I shoot a W&W currently but there is a reason I keep my Uukha around. Despite my Uukha being 4 years old, it still is way smoother and way more fun to shoot than my brand new W&W that isnt even a year old yet. I think that says a lot.


----------



## Timevoid (Aug 19, 2018)

liquidator4711 said:


> @Timevoid I didn’t want to increase the point weight further - tried to keep overall arrow weight down (if it would have been a competition setup I would have Mylar vanes instead though). Most of my competitors use a heavier draw weight (in some instances very significantly so), so I try to adapt by having lighter arrows to get a reasonably flat trajectory (for unmarked distances) - for target I’d happily use the nano pro extremes with 100/110gn points... I’ve found that less than 90gn is a bit finicky though...
> 
> I am currently shooting the Wiawis setup (until the new Uuukhas arrive in 6-8 weeks...) with approximately 37# OTF with the limb bolts screwed fully down.

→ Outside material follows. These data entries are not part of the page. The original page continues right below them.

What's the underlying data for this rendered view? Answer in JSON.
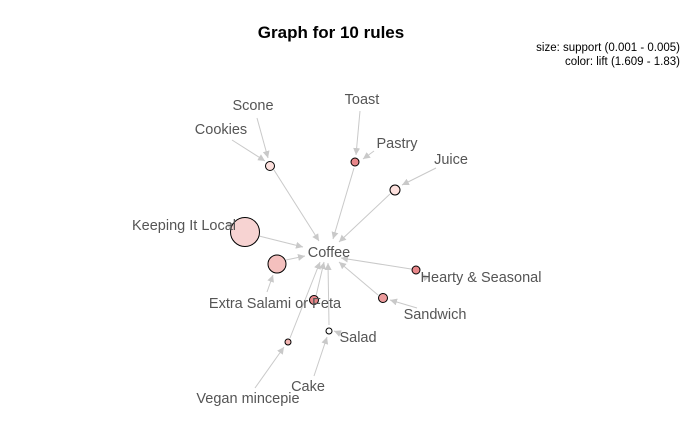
{
  "title": "Graph for 10 rules",
  "legend": {
    "size": "size: support (0.001 - 0.005)",
    "color": "color: lift (1.609 - 1.83)"
  },
  "items": {
    "coffee": "Coffee",
    "scone": "Scone",
    "cookies": "Cookies",
    "toast": "Toast",
    "pastry": "Pastry",
    "juice": "Juice",
    "keeping_it_local": "Keeping It Local",
    "extra_salami_or_feta": "Extra Salami or Feta",
    "hearty_seasonal": "Hearty & Seasonal",
    "sandwich": "Sandwich",
    "salad": "Salad",
    "cake": "Cake",
    "vegan_mincepie": "Vegan mincepie"
  },
  "colors": {
    "rule_low": "#fde0dd",
    "rule_mid": "#f4b6b3",
    "rule_high": "#e8878a",
    "edge": "#c9c9c9",
    "label": "#555555"
  }
}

I expect the 40# Uukha with the limb bolts halfway out (or fully out worst case) to end up with the same approximate 37# OTF, I just buy myself some room to move further upwards in the future as I can still cut 1cm of shaft... I am working on strength to be able to consider that for next outdoor season though (doing SPT every other day at 47#). I recently moved up 2#, so I definitely don’t want more OTF until I’ve built up enough strength to keep shooting reasonable volumes with form intact.


Thanks for reply. Yes agree, i struggle to group 75grain at 50m 800spine. Cant achieve consistency as i do with 120grain at 50m 650spine. But the jump for 36-38lbs to 40+lbs makes a large difference 50+ for the grouping, at least for me.
I do form practice with 44# limbs. I it helps alot to keep a steady form with 38#.


----------